Away went the tortoise into the forest, and there he encountered a tapir who demanded, "What are you looking after, jabutí?"

"I am looking after a sipó."

"And what are you going to do with the sipó?" asked the tapir.

"I want it to pull you down to the sea."

"Ya!" exclaimed the tapir, surprised, "I'll pull you into the forest, and, what's more, I'll kill you; but never mind, let's try who may be the stronger! Go get your sipó!" The tortoise wont off, and presently came back with a very long sipó, one end of which he tied around the body of the tapir.

"Now," said the jabutí, "wait here until I go down to the sea. When I shake the sipó, run with all your might into the forest." Having attached one end to the tapir, he dragged the other down to the sea, and fastened it to the tail of the whale. This accomplished, he said, "I will go up into the forest, and when I shake the sipó, pull as hard as you can, for I am going to draw you on shore."
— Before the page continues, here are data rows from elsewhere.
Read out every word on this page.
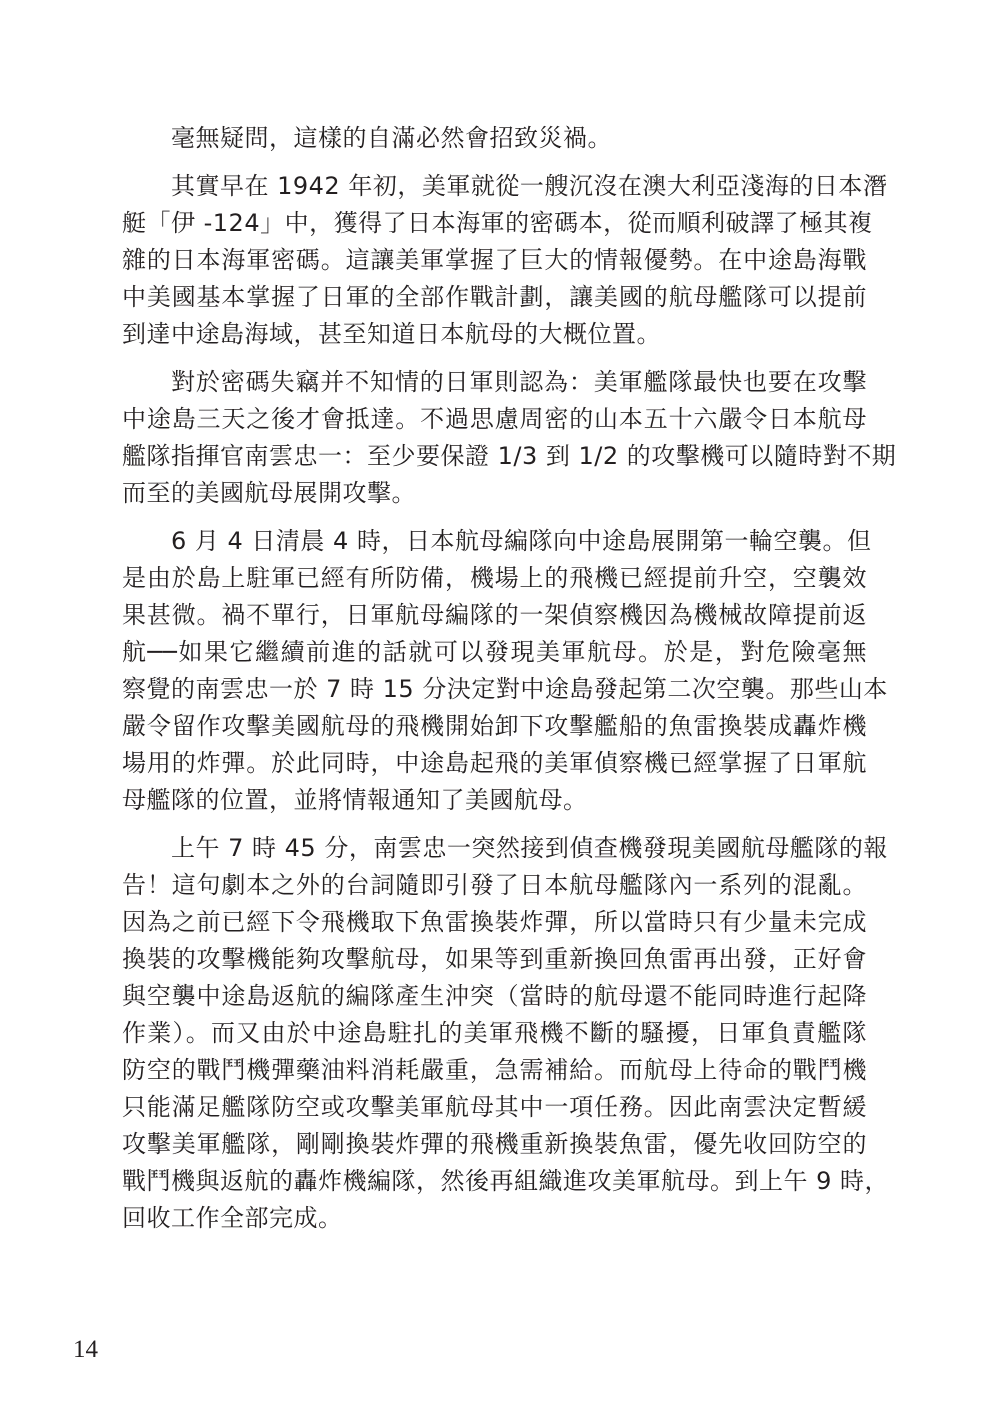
毫無疑問，這樣的自滿必然會招致災禍。
其實早在 1942 年初，美軍就從一艘沉沒在澳大利亞淺海的日本潛
艇「伊 -124」中，獲得了日本海軍的密碼本，從而順利破譯了極其複
雜的日本海軍密碼。這讓美軍掌握了巨大的情報優勢。在中途島海戰
中美國基本掌握了日軍的全部作戰計劃，讓美國的航母艦隊可以提前
到達中途島海域，甚至知道日本航母的大概位置。
對於密碼失竊并不知情的日軍則認為：美軍艦隊最快也要在攻擊
中途島三天之後才會抵達。不過思慮周密的山本五十六嚴令日本航母
艦隊指揮官南雲忠一：至少要保證 1/3 到 1/2 的攻擊機可以隨時對不期
而至的美國航母展開攻擊。
6 月 4 日清晨 4 時，日本航母編隊向中途島展開第一輪空襲。但
是由於島上駐軍已經有所防備，機場上的飛機已經提前升空，空襲效
果甚微。禍不單行，日軍航母編隊的一架偵察機因為機械故障提前返
航──如果它繼續前進的話就可以發現美軍航母。於是，對危險毫無
察覺的南雲忠一於 7 時 15 分決定對中途島發起第二次空襲。那些山本
嚴令留作攻擊美國航母的飛機開始卸下攻擊艦船的魚雷換裝成轟炸機
場用的炸彈。於此同時，中途島起飛的美軍偵察機已經掌握了日軍航
母艦隊的位置，並將情報通知了美國航母。
上午 7 時 45 分，南雲忠一突然接到偵查機發現美國航母艦隊的報
告！這句劇本之外的台詞隨即引發了日本航母艦隊內一系列的混亂。
因為之前已經下令飛機取下魚雷換裝炸彈，所以當時只有少量未完成
換裝的攻擊機能夠攻擊航母，如果等到重新換回魚雷再出發，正好會
與空襲中途島返航的編隊產生沖突（當時的航母還不能同時進行起降
作業）。而又由於中途島駐扎的美軍飛機不斷的騷擾，日軍負責艦隊
防空的戰鬥機彈藥油料消耗嚴重，急需補給。而航母上待命的戰鬥機
只能滿足艦隊防空或攻擊美軍航母其中一項任務。因此南雲決定暫緩
攻擊美軍艦隊，剛剛換裝炸彈的飛機重新換裝魚雷，優先收回防空的
戰鬥機與返航的轟炸機編隊，然後再組織進攻美軍航母。到上午 9 時，
回收工作全部完成。
14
The jabuti then went into the wood, midway between the whale and the tapir, shook the sipó, and awaited the result. First the whale, swimming vigorously, dragged the tapir backward to the sea, but the latter, resisting with all his might, finally gained a firm foothold, and began to get the better of the whale, drawing him in toward the shore. Then the whale made another effort, and, in this manner, they kept tugging against one another, each thinking the tortoise at the other end of the sipó, until at last, both gave up the struggle from sheer exhaustion.
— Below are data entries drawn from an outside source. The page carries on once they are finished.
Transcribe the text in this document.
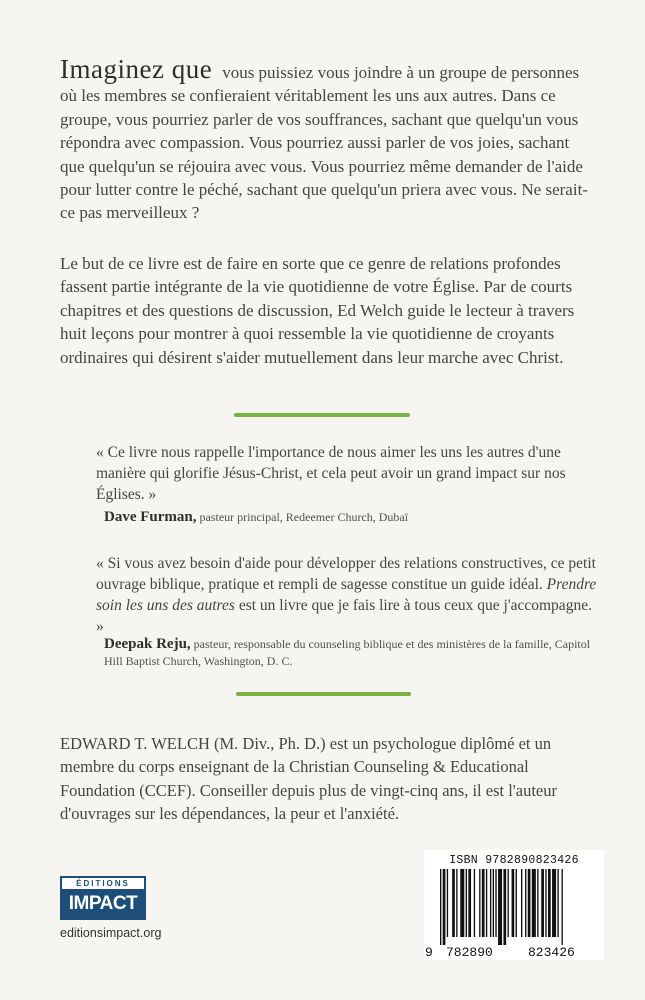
Imaginez que vous puissiez vous joindre à un groupe de personnes où les membres se confieraient véritablement les uns aux autres. Dans ce groupe, vous pourriez parler de vos souffrances, sachant que quelqu'un vous répondra avec compassion. Vous pourriez aussi parler de vos joies, sachant que quelqu'un se réjouira avec vous. Vous pourriez même demander de l'aide pour lutter contre le péché, sachant que quelqu'un priera avec vous. Ne serait-ce pas merveilleux ?

Le but de ce livre est de faire en sorte que ce genre de relations profondes fassent partie intégrante de la vie quotidienne de votre Église. Par de courts chapitres et des questions de discussion, Ed Welch guide le lecteur à travers huit leçons pour montrer à quoi ressemble la vie quotidienne de croyants ordinaires qui désirent s'aider mutuellement dans leur marche avec Christ.

« Ce livre nous rappelle l'importance de nous aimer les uns les autres d'une manière qui glorifie Jésus-Christ, et cela peut avoir un grand impact sur nos Églises. »

Dave Furman, pasteur principal, Redeemer Church, Dubaï

« Si vous avez besoin d'aide pour développer des relations constructives, ce petit ouvrage biblique, pratique et rempli de sagesse constitue un guide idéal. Prendre soin les uns des autres est un livre que je fais lire à tous ceux que j'accompagne. »

Deepak Reju, pasteur, responsable du counseling biblique et des ministères de la famille, Capitol Hill Baptist Church, Washington, D. C.

EDWARD T. WELCH (M. Div., Ph. D.) est un psychologue diplômé et un membre du corps enseignant de la Christian Counseling & Educational Foundation (CCEF). Conseiller depuis plus de vingt-cinq ans, il est l'auteur d'ouvrages sur les dépendances, la peur et l'anxiété.

ÉDITIONS
IMPACT
editionsimpact.org
ISBN 9782890823426
9 782890	823426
The tortoise went down to the shore to see the whale, who said: "Well! you are strong, jabutí; I am very tired."

The tortoise then untied the sipó from the whale, and having dipped himself in the water, presented himself to the tapir, who thought the tortoise had been pulling against him in the water.

"Well tapir," said the jabuti, "you see that I am the stronger."
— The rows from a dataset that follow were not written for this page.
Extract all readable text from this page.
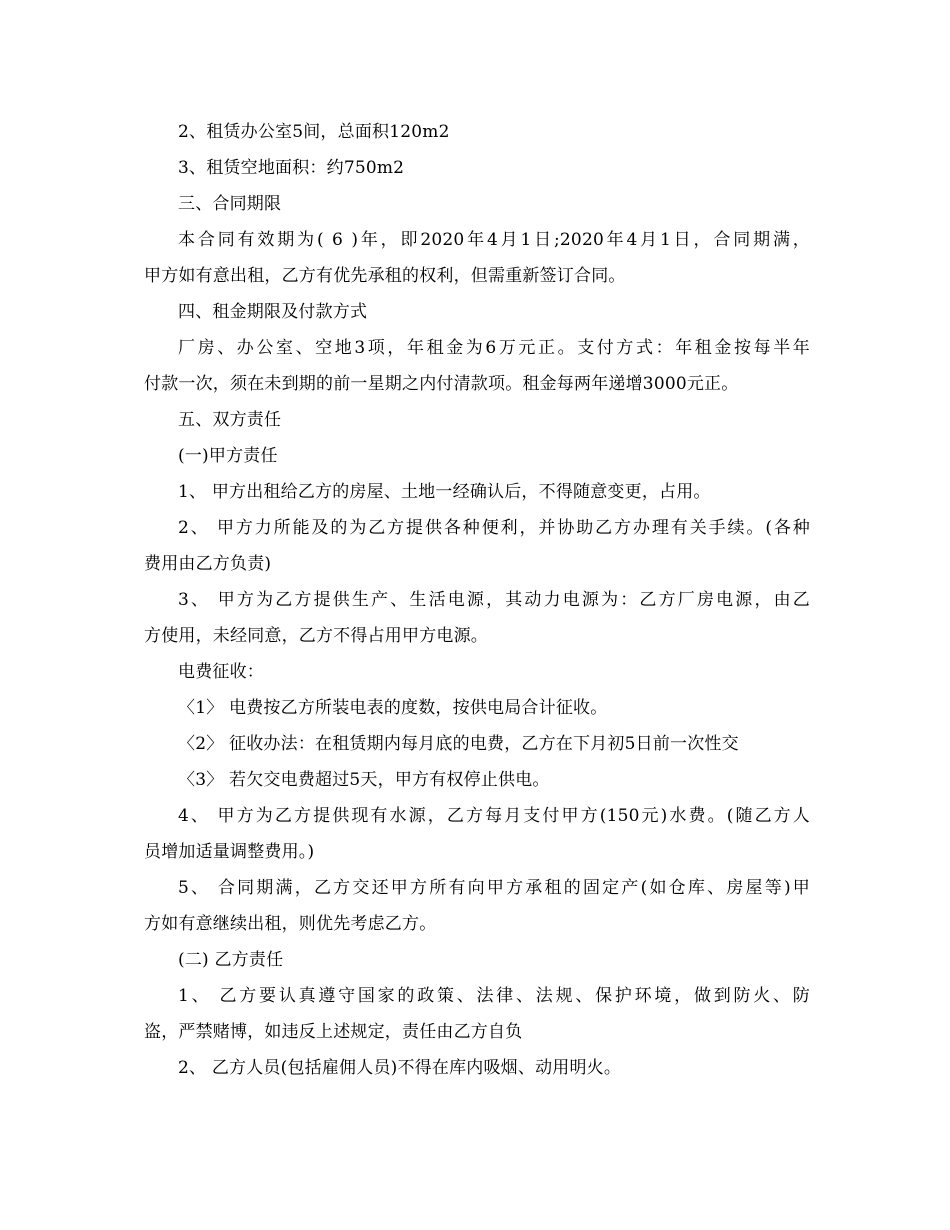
2、租赁办公室5间，总面积120m2
3、租赁空地面积：约750m2
三、合同期限
本合同有效期为( 6 )年，即2020年4月1日;2020年4月1日，合同期满，
甲方如有意出租，乙方有优先承租的权利，但需重新签订合同。
四、租金期限及付款方式
厂房、办公室、空地3项，年租金为6万元正。支付方式：年租金按每半年
付款一次，须在未到期的前一星期之内付清款项。租金每两年递增3000元正。
五、双方责任
(一)甲方责任
1、 甲方出租给乙方的房屋、土地一经确认后，不得随意变更，占用。
2、 甲方力所能及的为乙方提供各种便利，并协助乙方办理有关手续。(各种
费用由乙方负责)
3、 甲方为乙方提供生产、生活电源，其动力电源为：乙方厂房电源，由乙
方使用，未经同意，乙方不得占用甲方电源。
电费征收：
〈1〉 电费按乙方所装电表的度数，按供电局合计征收。
〈2〉 征收办法：在租赁期内每月底的电费，乙方在下月初5日前一次性交
〈3〉 若欠交电费超过5天，甲方有权停止供电。
4、 甲方为乙方提供现有水源，乙方每月支付甲方(150元)水费。(随乙方人
员增加适量调整费用。)
5、 合同期满，乙方交还甲方所有向甲方承租的固定产(如仓库、房屋等)甲
方如有意继续出租，则优先考虑乙方。
(二) 乙方责任
1、 乙方要认真遵守国家的政策、法律、法规、保护环境，做到防火、防
盗，严禁赌博，如违反上述规定，责任由乙方自负
2、 乙方人员(包括雇佣人员)不得在库内吸烟、动用明火。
The tortoise then released the tapir, who went off saying:—"It is true, jabuti, you are indeed strong."

   

Turtle

By chert

Waters salty and deep the sea-turtle plys,
change, the essence of time, this creature defies.
New land gets flooded, and an old ocean dries;
he swims sedately through all, in that wonderful turtle disguise.
But new things have appeared in the seas and the skys;
Man, with a doomsday machine that swims and that flys,
crawls on the land, the beaches, wherever it belives a nice profit lies.
The turtle peers from the water, at the hubris, such hues and such cries.
Down down, the turtle sinks, old beyond years, patient and wise,
crying the saltiest tears through unblinking eyes.

seaturtle

 

The Tortoise in Eternity

by Elinor Wylie

published in Nets to Catch the Wind

Within my house of patterned horn
I sleep in such a bed
As men may keep before they're born
And after they are dead.
Sticks and stones may break their bones,
And words may make them bleed;
There is not one of them who owns
An armor to his need.
Tougher than hide or lozenged bark,
Snow−storm and thunder proof,
And quick with sun, and thick with dark,
Is this my darling roof.
Men's troubled dreams of death and birth
Pulse mother−o'−pearl to black;
I bear the rainbow bubble Earth
Square on my scornful back.

 

The Tortoise and the Eagle

by Aesop
Translated by George Fyler Townsend (1887)

A Tortoise, lazily basking in the sun, complained to the sea-birds of her hard fate, that no one would teach her to fly. An Eagle, hovering near, heard her lamentation and demanded what reward she would give him if he would take her aloft and float her in the air. "I will give you," she said, "all the riches of the Red Sea." "I will teach you to fly then," said the Eagle; and taking her up in his talons he carried her almost to the clouds suddenly he let her go, and she fell on a lofty mountain, dashing her shell to pieces. The Tortoise exclaimed in the moment of death: "I have deserved my present fate; for what had I to do with wings and clouds, who can with difficulty move about on the earth?'

If men had all they wished, they would be often ruined.